Monitor: Continuously stress test and performance test the models and set up alerts upon identifying outliers, data drift, and bias.
Improve: Derive actionable insights and iterate on your model as your customers, business, and regulations change.

Automated Model Governance with ModelOps

The long list of Model Governance challenges motivates the need for new solution approaches. Below is a blueprint of a ModelOps solution that can enable Model Governance and move AI towards a Self-Regulated AI [2].

A blueprint of a ModelOps based solution to enable Model Governance leading to regulated AI Models [2]

Let us look at the must-have capabilities of a ModelOps solution that enables Model Governance.
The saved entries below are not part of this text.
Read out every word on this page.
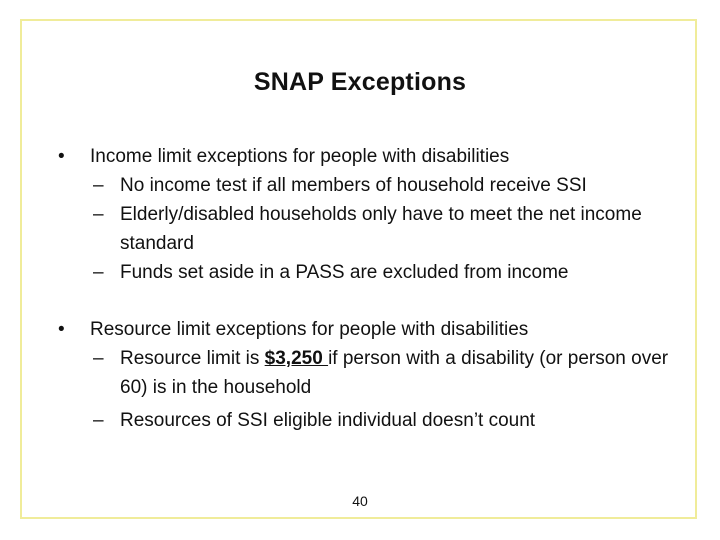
SNAP Exceptions
• Income limit exceptions for people with disabilities
– No income test if all members of household receive SSI
– Elderly/disabled households only have to meet the net income standard
– Funds set aside in a PASS are excluded from income
• Resource limit exceptions for people with disabilities
– Resource limit is $3,250 if person with a disability (or person over 60) is in the household
– Resources of SSI eligible individual doesn’t count
40
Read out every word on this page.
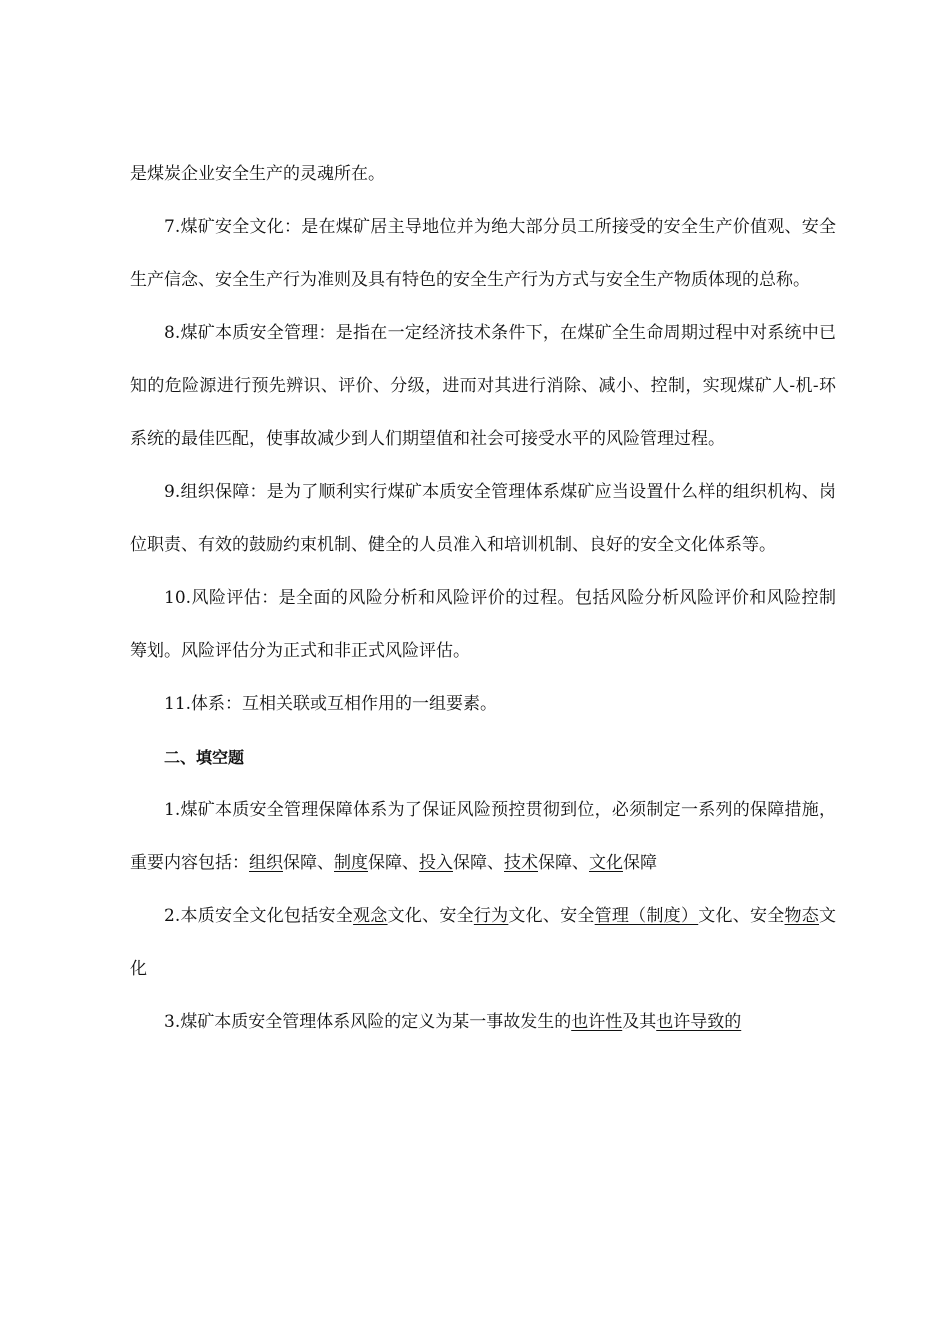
是煤炭企业安全生产的灵魂所在。

7.煤矿安全文化：是在煤矿居主导地位并为绝大部分员工所接受的安全生产价值观、安全生产信念、安全生产行为准则及具有特色的安全生产行为方式与安全生产物质体现的总称。

8.煤矿本质安全管理：是指在一定经济技术条件下，在煤矿全生命周期过程中对系统中已知的危险源进行预先辨识、评价、分级，进而对其进行消除、减小、控制，实现煤矿人-机-环系统的最佳匹配，使事故减少到人们期望值和社会可接受水平的风险管理过程。

9.组织保障：是为了顺利实行煤矿本质安全管理体系煤矿应当设置什么样的组织机构、岗位职责、有效的鼓励约束机制、健全的人员准入和培训机制、良好的安全文化体系等。

10.风险评估：是全面的风险分析和风险评价的过程。包括风险分析风险评价和风险控制筹划。风险评估分为正式和非正式风险评估。

11.体系：互相关联或互相作用的一组要素。

二、填空题

1.煤矿本质安全管理保障体系为了保证风险预控贯彻到位，必须制定一系列的保障措施，重要内容包括：组织保障、制度保障、投入保障、技术保障、文化保障

2.本质安全文化包括安全观念文化、安全行为文化、安全管理（制度）文化、安全物态文化

3.煤矿本质安全管理体系风险的定义为某一事故发生的也许性及其也许导致的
Continuous monitoring and reporting of Models, Datasets both pre and post-deployment. Monitoring must include essentials like: a) Monitoring of input streams for data drift, population stability, and feature quality metrics. b) Data Quality monitoring for missing values, range violations, unexpected inputs etc.
Integration of key self-regulatory analysis modules like: a) Explainability analysis for troubleshooting the models as well as to answer regulatory and customer inquiries. b) Fairness analysis that can help look at intersections of protected classes across metrics like Disparate Impact, Demographic Parity, etc.
Reusable templates to generate automatic reports and documentation like: a) Ability to integrate custom libraries explaining models and/or fairness metrics. b) Customization and configuration of the reports specifying what inputs and outputs are to be presented.
Runtime mitigation with human-in-loop alerting. The goal is to maintain model behavior more effectively during runtime. System capabilities include: a) Scenario-based mitigation for well-defined control paths that can be discovered during pre-deployment testing of the model on historical data or known established scenarios like holiday peak payment activity. b) System-level remediation through the use of alternative models such as using shadow AI models for population segments if the primary AI model shows detectable bias during monitoring.
Robustness tests for AI models. Continuous monitoring provides the opportunity to collect vast amounts of runtime behavioral data. A ModelOps system can then slice and dice data [11] to identify the weaknesses, failure patterns, and risky scenarios in the data. Robustness tests can help reassure AI Governance teams by showing a variety of scenarios being covered through this analysis.
Configurable risk policies and regulatory guidelines. Ability to configure a risk policy [8] for each of the model types to track through the lifecycle and setup of approval criteria will help Governance teams to ensure regulatory oversight of all the models getting deployed and maintained.
Autonomous Governance. Taking this forward, we can have an intelligent system that can automatically govern models resulting in a self-regulated state of AI. This requires a Model Governance Controller looking at all the models being monitored, absorbing model validation reports, and looking for anomalous behavior to send warnings to the human to take look at the problematic models.

Conclusion

In this article, we’ve illustrated the challenges of Model Governance in both regulated and unregulated industries and demonstrated the need for an Industry Agnostic Model Governance for AI that can help us create self-regulated AI systems in the future. We argue that ModelOps, a new enterprise solution blueprint [2] being developed to operationalize AI is the best way to implement Model Governance capabilities in the organization. And then we listed the capabilities of a Model Ops system that can be useful for an effective and automated Model Governance in the enterprise.